Simvastatin belongs to the class of drugs called lipid-lowering agents and statins. Simvastatin is used to lower cholesterol levels in the blood. Too high cholesterol levels (mainly LDL cholesterol) can lead to atherosclerotic diseases such as coronary heart disease or myocardial infarctions.

Simvastatin requires a prescription and is administered in tablet form.



The effect of simvastatin results from inhibition of the enzyme HMG-CoA reductase. This enzyme is significantly involved in the synthesis of cholesterol in the liver. The inhibition therefore results in an overall lower cholesterol level in the blood. Indirectly, the reduced synthesis also increases the number of receptors for LDL cholesterol in the body's cells, as a result of which LDL cholesterol in particular is more readily absorbed from the blood into the cells.

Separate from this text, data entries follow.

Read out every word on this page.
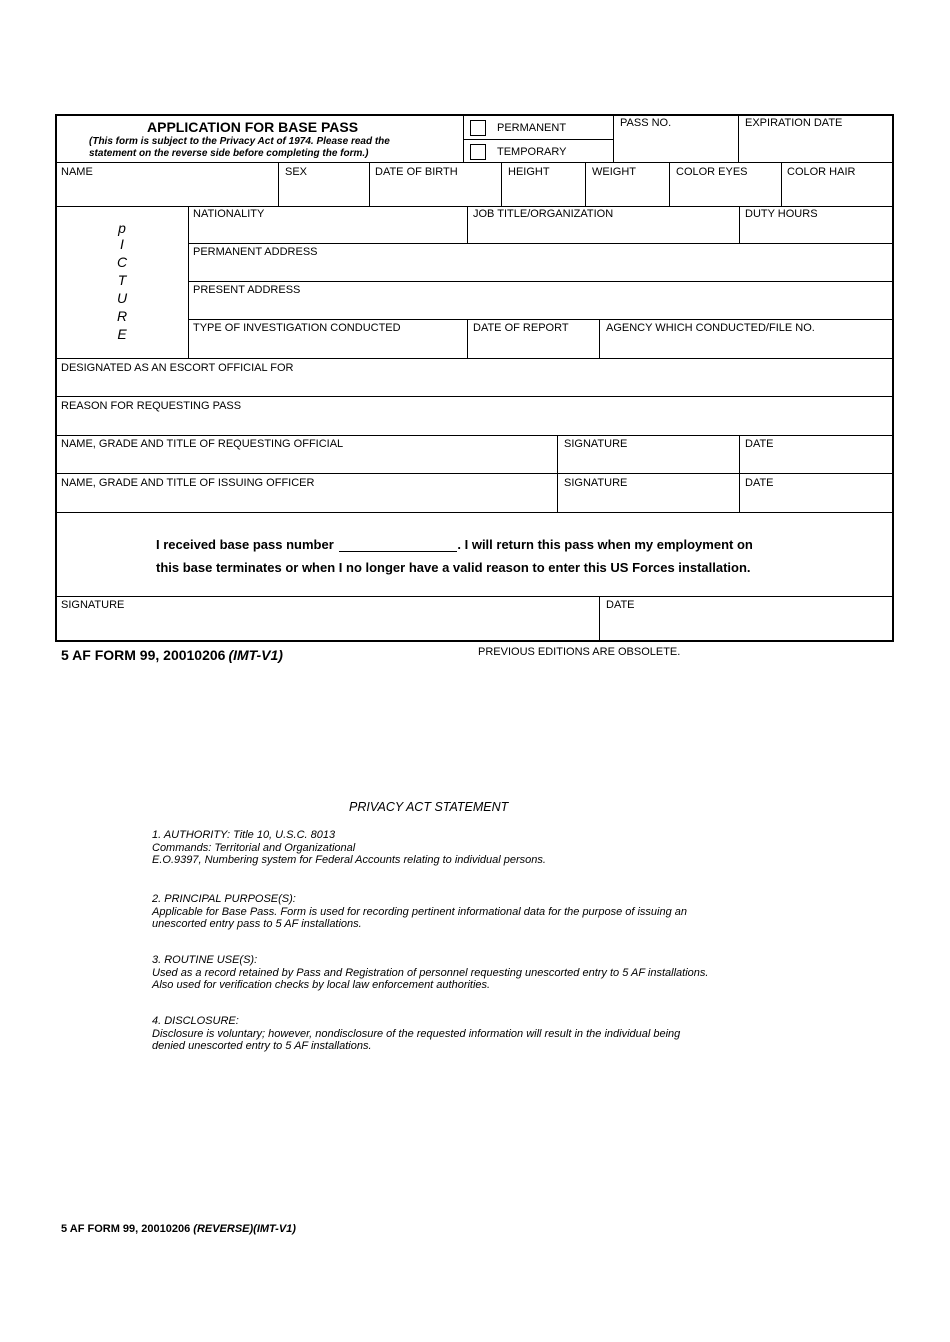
APPLICATION FOR BASE PASS
(This form is subject to the Privacy Act of 1974. Please read the
statement on the reverse side before completing the form.)
PERMANENT
TEMPORARY
PASS NO.	EXPIRATION DATE
NAME	SEX	DATE OF BIRTH	HEIGHT	WEIGHT	COLOR EYES	COLOR HAIR
p
I
C
T
U
R
E
NATIONALITY	JOB TITLE/ORGANIZATION	DUTY HOURS
PERMANENT ADDRESS
PRESENT ADDRESS
TYPE OF INVESTIGATION CONDUCTED	DATE OF REPORT	AGENCY WHICH CONDUCTED/FILE NO.
DESIGNATED AS AN ESCORT OFFICIAL FOR
REASON FOR REQUESTING PASS
NAME, GRADE AND TITLE OF REQUESTING OFFICIAL	SIGNATURE	DATE
NAME, GRADE AND TITLE OF ISSUING OFFICER	SIGNATURE	DATE
I received base pass number	. I will return this pass when my employment on
this base terminates or when I no longer have a valid reason to enter this US Forces installation.
SIGNATURE	DATE
5 AF FORM 99, 20010206 (IMT-V1)	PREVIOUS EDITIONS ARE OBSOLETE.
PRIVACY ACT STATEMENT
1. AUTHORITY: Title 10, U.S.C. 8013
Commands: Territorial and Organizational
E.O.9397, Numbering system for Federal Accounts relating to individual persons.
2. PRINCIPAL PURPOSE(S):
Applicable for Base Pass. Form is used for recording pertinent informational data for the purpose of issuing an
unescorted entry pass to 5 AF installations.
3. ROUTINE USE(S):
Used as a record retained by Pass and Registration of personnel requesting unescorted entry to 5 AF installations.
Also used for verification checks by local law enforcement authorities.
4. DISCLOSURE:
Disclosure is voluntary; however, nondisclosure of the requested information will result in the individual being
denied unescorted entry to 5 AF installations.
5 AF FORM 99, 20010206 (REVERSE)(IMT-V1)
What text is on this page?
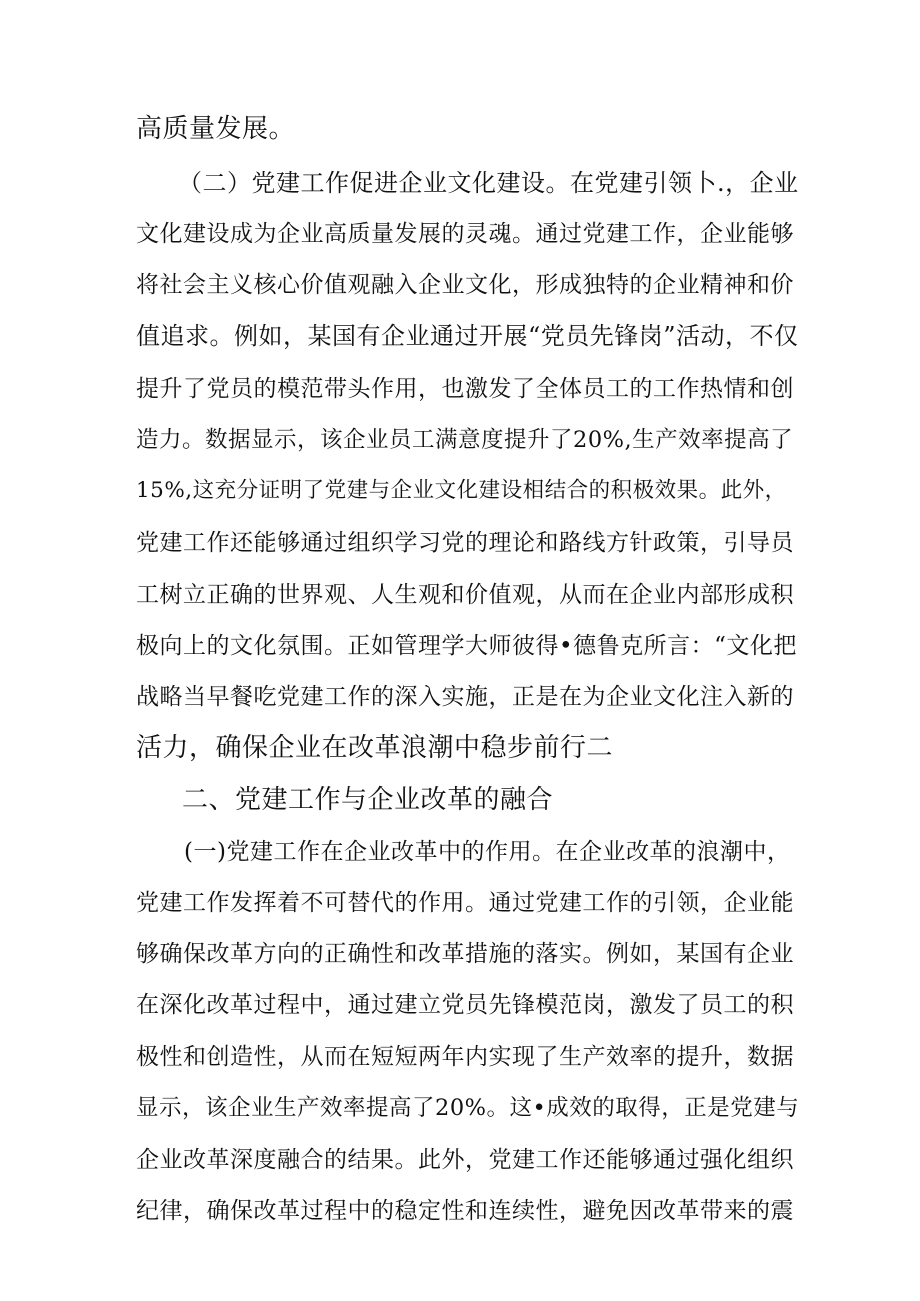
高质量发展。
（二）党建工作促进企业文化建设。在党建引领卜.，企业
文化建设成为企业高质量发展的灵魂。通过党建工作，企业能够
将社会主义核心价值观融入企业文化，形成独特的企业精神和价
值追求。例如，某国有企业通过开展“党员先锋岗”活动，不仅
提升了党员的模范带头作用，也激发了全体员工的工作热情和创
造力。数据显示，该企业员工满意度提升了20%,生产效率提高了
15%,这充分证明了党建与企业文化建设相结合的积极效果。此外，
党建工作还能够通过组织学习党的理论和路线方针政策，引导员
工树立正确的世界观、人生观和价值观，从而在企业内部形成积
极向上的文化氛围。正如管理学大师彼得•德鲁克所言：“文化把
战略当早餐吃党建工作的深入实施，正是在为企业文化注入新的
活力，确保企业在改革浪潮中稳步前行二
二、党建工作与企业改革的融合
(一)党建工作在企业改革中的作用。在企业改革的浪潮中，
党建工作发挥着不可替代的作用。通过党建工作的引领，企业能
够确保改革方向的正确性和改革措施的落实。例如，某国有企业
在深化改革过程中，通过建立党员先锋模范岗，激发了员工的积
极性和创造性，从而在短短两年内实现了生产效率的提升，数据
显示，该企业生产效率提高了20%。这•成效的取得，正是党建与
企业改革深度融合的结果。此外，党建工作还能够通过强化组织
纪律，确保改革过程中的稳定性和连续性，避免因改革带来的震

The oral bioavailability of simvastatin is only about 5%. However, this value is irrelevant in the case of simvastatin, since the drug's site of action is the liver. Thus, 100% of the given dose reaches the desired target. The highest plasma concentration is reached after about 1.5-2.5 hours. Approximately 95% of the substance is bound in the blood. The majority of the substance is broken down in the liver via the CYP3A4 and CYP3A5 enzymes and excreted in the urine (40%) and stool (60%). The elimination half-life is approximately 4 hours.

Drug interactions

All drugs interacting with CYP3A4 may lead to increased plasma levels of simvastatin, resulting in serious side effects.


Side effects

Typical side effects include:

  • Upper abdominal discomfort
  • transaminase increase (liver enzymes)
  • myopathies (muscle damage)

These side effects occur rarely and are most common when there is an overdose or interaction with other drugs.

Toxicological data

LD50 (rat, oral): 4438 mg-kg-1

Chemical & physical properties

ATC Code C10AA01
Formula C25H38O5
Molar Mass (g·mol−1) 418,57
Physical State solid
Melting Point (°C) 127–132
CAS Number 79902-63-9
PUB Number 54454
Drugbank ID DB00641

Editorial principles

All information used for the content comes from verified sources (recognised institutions, experts, studies by renowned universities). We attach great importance to the qualification of the authors and the scientific background of the information. Thus, we ensure that our research is based on scientific findings.
Markus Falkenstätter, BSc

Markus Falkenstätter, BSc

Markus Falkenstätter is a writer on pharmaceutical topics in Medikamio's medical editorial team. He is in the last semester of his pharmacy studies at the University of Vienna and loves scientific work in the field of natural sciences.

Mag. pharm. Stefanie Lehenauer

Mag. pharm. Stefanie Lehenauer

Stefanie Lehenauer has been a freelance writer for Medikamio since 2020 and studied pharmacy at the University of Vienna. She works as a pharmacist in Vienna and her passion is herbal medicines and their effects.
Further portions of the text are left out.